Bangor goes Brazilian
All eyes will be on Brazil this year, with the forthcoming football World Cup, but it seems that our interest in the country is not confined to football. Brazilian music and dance have grown in popularity over recent decades, and one Bangor academic has made this ‘fashion’ for ‘Afro-Brazilian’ music and dance a focus for his research.
And if watching the World Cup coverage from Brazil has whetted their appetite for all things Brazilian, then returning Bangor University Music students can chose to study a module on Brazilian music and culture.
Dr Jochen Eisentraut, whose book The Accessibility of Music was published last year by Cambridge University Press, is researching the adoption by Westerners of Brazilian cultural practices such as samba music, the capoeira martial art-dance, and Afro-Brazilian dance, and this feeds into his teaching.
Dr Eisentraut said:
“Brazil is a country of fascinating cultures, cities and landscapes. There is great beauty and wealth, but also terrible poverty and violence. Most of all though, I see it a part of the world which is full of excitement, energy and dynamism.”
Dr Eisentraut is the first from Bangor University to gain a British Academy International Partnership and Mobility Grant (worth £10,000) which enables academics to link up with a University abroad for research and teaching. He has carried out fieldwork in the Brazilian city of Salvador da Bahia previously and the grant is helping him forge links with the Universidade Federal da Bahia, where he has given seminars and workshops, and participated in many discussions with students and staff.
Dr Eisentraut explained:
“Many people from Europe and North America have taken up Afro-Brazilian music and dance over the last 25 years. This is a fascinating example of cultural globalisation and dissemination against the predominant ‘West to the rest’ flow, and it is happening without corporate commercial involvement. Some Westerners become very expert in these practices and even end up teaching them to Brazilians. I am very interested in exploring what makes Brazilian culture so attractive, but I am also asking what it is we are lacking at home that makes people look so far afield for creative engagement.”

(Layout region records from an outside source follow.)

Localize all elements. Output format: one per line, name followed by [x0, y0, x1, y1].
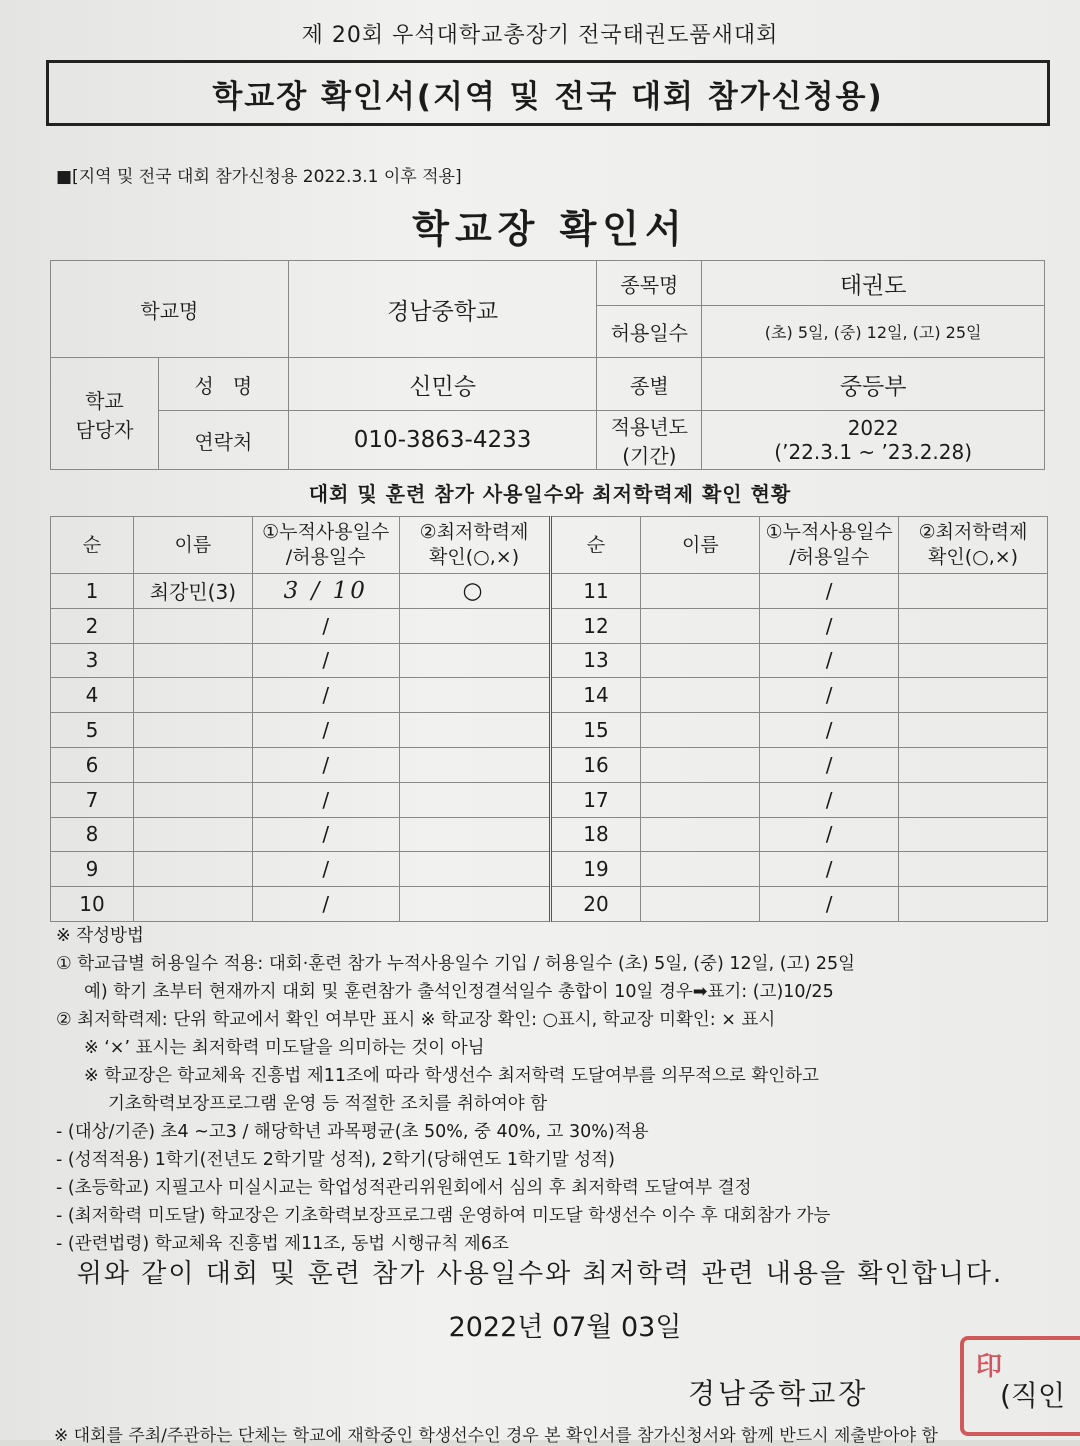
- method-line: - (관련법령) 학교체육 진흥법 제11조, 동법 시행규칙 제6조: [56, 1234, 509, 1254]
- student-name-cell: [133, 713, 252, 748]
- allowed-days-value: (초) 5일, (중) 12일, (고) 25일: [702, 306, 1045, 358]
- academic-check-cell: [899, 747, 1048, 782]
- student-name-cell: [641, 608, 760, 643]
- school-value: 경남중학교: [288, 261, 597, 358]
- doc-heading-box: [46, 60, 1050, 126]
- days-used-cell: /: [760, 608, 899, 643]
- academic-check-cell: [899, 713, 1048, 748]
- header-name-left: 이름: [133, 517, 252, 574]
- days-used-cell: /: [252, 643, 399, 678]
- method-line: ① 학교급별 허용일수 적용: 대회·훈련 참가 누적사용일수 기입 / 허용일수 (초) 5일, (중) 12일, (고) 25일: [56, 954, 856, 974]
- row-number: 7: [51, 782, 134, 817]
- name-value: 신민승: [288, 358, 597, 411]
- year-label: [597, 411, 702, 470]
- days-used-cell: /: [252, 713, 399, 748]
- table-row: [51, 782, 1048, 817]
- method-line: - (대상/기준) 초4 ~고3 / 해당학년 과목평균(초 50%, 중 40%, 고 30%)적용: [56, 1122, 649, 1142]
- table-row: [51, 713, 1048, 748]
- sport-label: 종목명: [597, 261, 702, 306]
- row-number: 2: [51, 608, 134, 643]
- student-name-cell: [133, 643, 252, 678]
- phone-label: 연락처: [158, 411, 288, 470]
- academic-check-cell: [399, 747, 550, 782]
- days-used-cell: /: [252, 782, 399, 817]
- division-value: 중등부: [702, 358, 1045, 411]
- row-number: 9: [51, 852, 134, 887]
- method-title: ※ 작성방법: [56, 926, 144, 946]
- seal-text: 印: [976, 1352, 1003, 1382]
- section-title: 대회 및 훈련 참가 사용일수와 최저학력제 확인 현황: [308, 482, 792, 506]
- row-number: 18: [550, 817, 641, 852]
- academic-check-cell: [399, 713, 550, 748]
- table-row: [51, 643, 1048, 678]
- days-used-cell: /: [760, 747, 899, 782]
- header-days-line1: ①누적사용일수: [765, 521, 893, 543]
- student-name-cell: [641, 852, 760, 887]
- days-used-cell: /: [252, 817, 399, 852]
- days-used-cell: /: [760, 852, 899, 887]
- header-name-right: 이름: [641, 517, 760, 574]
- academic-check-cell: [899, 574, 1048, 609]
- academic-check-cell: [899, 782, 1048, 817]
- contact-label: [51, 358, 159, 470]
- year-value-line2: (’22.3.1 ~ ’23.2.28): [774, 440, 973, 464]
- header-days-right: [760, 517, 899, 574]
- header-days-left: [252, 517, 399, 574]
- student-name-cell: [641, 678, 760, 713]
- apply-note: ■[지역 및 전국 대회 참가신청용 2022.3.1 이후 적용]: [56, 167, 462, 187]
- row-number: 5: [51, 713, 134, 748]
- doc-heading: 학교장 확인서(지역 및 전국 대회 참가신청용): [212, 78, 884, 115]
- days-used-cell: /: [760, 817, 899, 852]
- method-line: - (성적적용) 1학기(전년도 2학기말 성적), 2학기(당해연도 1학기말 성적): [56, 1150, 615, 1170]
- record-table-body: [51, 574, 1048, 922]
- academic-check-cell: [399, 852, 550, 887]
- header-days-line1: ①누적사용일수: [262, 521, 390, 543]
- division-label: 종별: [597, 358, 702, 411]
- table-row: [51, 678, 1048, 713]
- academic-check-cell: [899, 678, 1048, 713]
- student-name-cell: [133, 817, 252, 852]
- days-used-cell: 3 / 10: [252, 574, 399, 609]
- student-name-cell: 최강민(3): [133, 574, 252, 609]
- year-value-line1: 2022: [847, 416, 899, 440]
- days-used-cell: /: [252, 852, 399, 887]
- seal-label: (직인: [1000, 1379, 1066, 1412]
- days-used-cell: /: [760, 574, 899, 609]
- principal-name: 경남중학교장: [688, 1377, 869, 1410]
- days-used-cell: /: [252, 887, 399, 922]
- table-row: [51, 887, 1048, 922]
- academic-check-cell: [899, 887, 1048, 922]
- days-used-cell: /: [760, 887, 899, 922]
- year-label-line2: (기간): [622, 444, 677, 468]
- doc-title: 학교장 확인서: [412, 207, 688, 251]
- method-line: 기초학력보장프로그램 운영 등 적절한 조치를 취하여야 함: [108, 1094, 548, 1114]
- table-row: [51, 817, 1048, 852]
- academic-check-cell: [899, 643, 1048, 678]
- student-name-cell: [641, 817, 760, 852]
- student-name-cell: [133, 852, 252, 887]
- record-table: [50, 516, 1048, 922]
- days-used-cell: /: [760, 713, 899, 748]
- days-used-cell: /: [252, 608, 399, 643]
- days-used-cell: /: [760, 782, 899, 817]
- student-name-cell: [133, 782, 252, 817]
- student-name-cell: [133, 887, 252, 922]
- year-label-line1: 적용년도: [610, 415, 688, 439]
- header-check-right: [899, 517, 1048, 574]
- row-number: 12: [550, 608, 641, 643]
- table-row: [51, 747, 1048, 782]
- header-check-line2: 확인(○,×): [429, 546, 520, 568]
- year-value: [702, 411, 1045, 470]
- row-number: 8: [51, 817, 134, 852]
- contact-label-line1: 학교: [85, 388, 124, 413]
- academic-check-cell: [399, 608, 550, 643]
- academic-check-cell: [399, 643, 550, 678]
- row-number: 10: [51, 887, 134, 922]
- confirm-text: 위와 같이 대회 및 훈련 참가 사용일수와 최저학력 관련 내용을 확인합니다.: [76, 1259, 1004, 1289]
- header-check-line1: ②최저학력제: [918, 521, 1028, 543]
- days-used-cell: /: [760, 643, 899, 678]
- student-name-cell: [641, 574, 760, 609]
- student-name-cell: [133, 747, 252, 782]
- header-check-left: [399, 517, 550, 574]
- header-no-right: 순: [550, 517, 641, 574]
- row-number: 4: [51, 678, 134, 713]
- row-number: 14: [550, 678, 641, 713]
- row-number: 1: [51, 574, 134, 609]
- academic-check-cell: [399, 782, 550, 817]
- header-no-left: 순: [51, 517, 134, 574]
- academic-check-cell: [399, 887, 550, 922]
- days-used-cell: /: [252, 747, 399, 782]
- academic-check-cell: [899, 608, 1048, 643]
- header-days-line2: /허용일수: [789, 546, 870, 568]
- method-line: ※ 학교장은 학교체육 진흥법 제11조에 따라 학생선수 최저학력 도달여부를 의무적으로 확인하고: [84, 1066, 819, 1086]
- method-line: - (초등학교) 지필고사 미실시교는 학업성적관리위원회에서 심의 후 최저학력 도달여부 결정: [56, 1178, 752, 1198]
- allowed-days-label: 허용일수: [597, 306, 702, 358]
- header-check-line1: ②최저학력제: [419, 521, 529, 543]
- table-row: [51, 608, 1048, 643]
- row-number: 11: [550, 574, 641, 609]
- table-row: [51, 574, 1048, 609]
- row-number: 15: [550, 713, 641, 748]
- student-name-cell: [641, 782, 760, 817]
- method-line: ② 최저학력제: 단위 학교에서 확인 여부만 표시 ※ 학교장 확인: ○표시, 학교장 미확인: × 표시: [56, 1010, 776, 1030]
- method-line: 예) 학기 초부터 현재까지 대회 및 훈련참가 출석인정결석일수 총합이 10일 경우➡표기: (고)10/25: [84, 982, 834, 1002]
- header-days-line2: /허용일수: [285, 546, 366, 568]
- row-number: 16: [550, 747, 641, 782]
- academic-check-cell: [399, 678, 550, 713]
- academic-check-cell: [399, 817, 550, 852]
- row-number: 17: [550, 782, 641, 817]
- row-number: 3: [51, 643, 134, 678]
- method-line: ※ ‘×’ 표시는 최저학력 미도달을 의미하는 것이 아님: [84, 1038, 485, 1058]
- event-title: 제 20회 우석대학교총장기 전국태권도품새대회: [301, 23, 779, 48]
- academic-check-cell: [899, 817, 1048, 852]
- student-name-cell: [641, 713, 760, 748]
- school-label: 학교명: [51, 261, 289, 358]
- contact-label-line2: 담당자: [75, 417, 134, 442]
- header-check-line2: 확인(○,×): [928, 546, 1019, 568]
- student-name-cell: [641, 747, 760, 782]
- phone-value: 010-3863-4233: [288, 411, 597, 470]
- academic-check-cell: [899, 852, 1048, 887]
- name-label: 성 명: [158, 358, 288, 411]
- row-number: 6: [51, 747, 134, 782]
- table-row: [51, 852, 1048, 887]
- student-name-cell: [641, 643, 760, 678]
- student-name-cell: [133, 608, 252, 643]
- academic-check-cell: ○: [399, 574, 550, 609]
- footnote: ※ 대회를 주최/주관하는 단체는 학교에 재학중인 학생선수인 경우 본 확인서를 참가신청서와 함께 반드시 제출받아야 함: [54, 1426, 938, 1446]
- date: 2022년 07월 03일: [448, 1312, 682, 1343]
- sport-value: 태권도: [702, 261, 1045, 306]
- writing-method: [56, 922, 1066, 1258]
- method-line: - (최저학력 미도달) 학교장은 기초학력보장프로그램 운영하여 미도달 학생선수 이수 후 대회참가 가능: [56, 1206, 831, 1226]
- row-number: 19: [550, 852, 641, 887]
- row-number: 13: [550, 643, 641, 678]
- info-table: [50, 260, 1045, 470]
- days-used-cell: /: [760, 678, 899, 713]
- student-name-cell: [133, 678, 252, 713]
- days-used-cell: /: [252, 678, 399, 713]
- student-name-cell: [641, 887, 760, 922]
- row-number: 20: [550, 887, 641, 922]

Dr Eisentraut lectures at Bangor University’s School of Music. Commenting on his teaching module on Brazilian music and culture, he said:
“This is a popular module with students because it introduces the students to something very different to the rest of their studies. They learn not only about the music, but also something about the history and politics of this increasingly important country which is one of the rising ‘BRICS’ nations. It is currently hosting the World Cup and the Olympics will take place there in 2016.”
“I also teach an introduction to music cultures which gives students a taste of the incredible richness of the world’s music. We look at Arabic, Japanese and Hungarian music for instance, and what they mean to people. We now have an exciting new collection of exotic instruments so the students will be able to get hands-on experience.”